|Review: Internal Organs External - Apocalyptic Domination|
Label: Vicious Instinct Records
Year released: 2021
Genre: Death Metal
Review online: April 21, 2021
Reviewed by: Micah.Ram
Rated 2.5/5 (50%) (4 Votes)
Brutal Death Metal has always been an area in which I have had a level of interest, but very few of the bands that pop up in the scene really make a deep and lasting impression with me. Slamming Brutal Death is even more difficult for me to get attached to. Here we are looking at an EP called Apocalyptic Domination by a slamming Brutal Death Metal one-man band from Arizona called Internal Organs External. While I am no fan of Slam, I will be objective and provide our readers with a fair detailing of what is here.
This EP is a Slam riff extravaganza, so you will either love it or hate it depending on your feelings about Slam. Now I will admit something I did not expect, which is that this is not all that bad to my ears despite my listening preferences. Some of these riffs aren't bad at all. The best riff on the album is on the first track, "Grotesque Monstrosity," halfway through the track when the pace jumps up after a bit of slamming action. The riffing here shows that Vince Otero is a guitarist with a bit of skill, although it is unfortunately a very short-lived riff. This song does have a few other grooves that are fun, driven by competent, driving riffs.
The biggest problem on this EP is that many of the slamming riffs are so similar to each other that the songs do not have much staying power nor differentiating features. The most differentiation between the songs at times seems to be the use of samples and synthesized effects to enhance the experience. This quality is the greatest feature of Apocalyptic Domination. The use of the shotgun sample in the first track works really well in amplifying the intensity and prepares the listener for the slamming action that ensues.

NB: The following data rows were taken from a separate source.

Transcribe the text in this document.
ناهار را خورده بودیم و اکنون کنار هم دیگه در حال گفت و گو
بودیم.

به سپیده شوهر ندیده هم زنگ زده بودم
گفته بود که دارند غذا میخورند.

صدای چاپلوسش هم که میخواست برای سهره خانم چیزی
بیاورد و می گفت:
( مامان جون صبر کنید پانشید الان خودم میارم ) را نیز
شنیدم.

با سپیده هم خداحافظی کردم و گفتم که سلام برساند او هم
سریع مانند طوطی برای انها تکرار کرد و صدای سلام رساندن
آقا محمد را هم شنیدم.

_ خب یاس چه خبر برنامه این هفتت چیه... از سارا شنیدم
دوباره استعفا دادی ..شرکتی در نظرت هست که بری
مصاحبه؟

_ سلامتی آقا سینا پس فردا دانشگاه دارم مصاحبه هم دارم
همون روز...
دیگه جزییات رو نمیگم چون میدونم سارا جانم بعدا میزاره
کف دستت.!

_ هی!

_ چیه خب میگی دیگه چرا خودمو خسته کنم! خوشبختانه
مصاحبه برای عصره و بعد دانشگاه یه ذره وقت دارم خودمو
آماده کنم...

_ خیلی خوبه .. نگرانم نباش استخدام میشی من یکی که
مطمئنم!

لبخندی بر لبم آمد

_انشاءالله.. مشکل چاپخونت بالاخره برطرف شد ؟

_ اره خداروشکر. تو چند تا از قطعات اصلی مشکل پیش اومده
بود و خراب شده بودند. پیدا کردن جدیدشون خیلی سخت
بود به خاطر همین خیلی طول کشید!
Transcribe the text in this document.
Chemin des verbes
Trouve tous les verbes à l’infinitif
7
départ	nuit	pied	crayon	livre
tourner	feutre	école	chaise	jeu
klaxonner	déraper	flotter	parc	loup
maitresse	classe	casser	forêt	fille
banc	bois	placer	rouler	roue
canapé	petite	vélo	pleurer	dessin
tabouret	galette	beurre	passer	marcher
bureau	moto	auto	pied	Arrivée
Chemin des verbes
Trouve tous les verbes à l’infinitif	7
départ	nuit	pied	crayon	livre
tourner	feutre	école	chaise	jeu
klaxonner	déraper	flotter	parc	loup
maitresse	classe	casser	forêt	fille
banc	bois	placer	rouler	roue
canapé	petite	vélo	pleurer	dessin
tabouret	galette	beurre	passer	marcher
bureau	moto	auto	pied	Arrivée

The programmed drums are done fairly well, although I find that the slower drumming bits lack energy and sound lazily played as a result of how they were put together at times. I would imagine with a real drummer this quality would be fixed up, but this is what we have on disc. The odd use of cymbals in one of the breakdown preparations in "Feeding Off the Weak" also struck me as odd with their seemingly arrhythmic use for a moment. This song actually reaches the EP's lowest depths in terms of sound and slowness, which for me is a big turnoff. The band sounds at its best when playing at a faster tempo and crushing with a mid-tempo bounce. The riffing in those moments is also better than the typical Slam riffs that occur all over the place.
All in all, this was not the Slam experience I thought it would be. This is rather well made, and true fans of Slam will likely appreciate this much more than I did. There are some quality riffs here among the slamming, which along with the sampling and effects helped allow this EP to pop. There are not any bizarre cricket-like vocals on here, but rather a wide variety of gutturals and vocal fry attacks which are all quite well done. If you like Slam, I am sure you won't be disappointed with this. This is, after all, way better than Waking the Cadaver.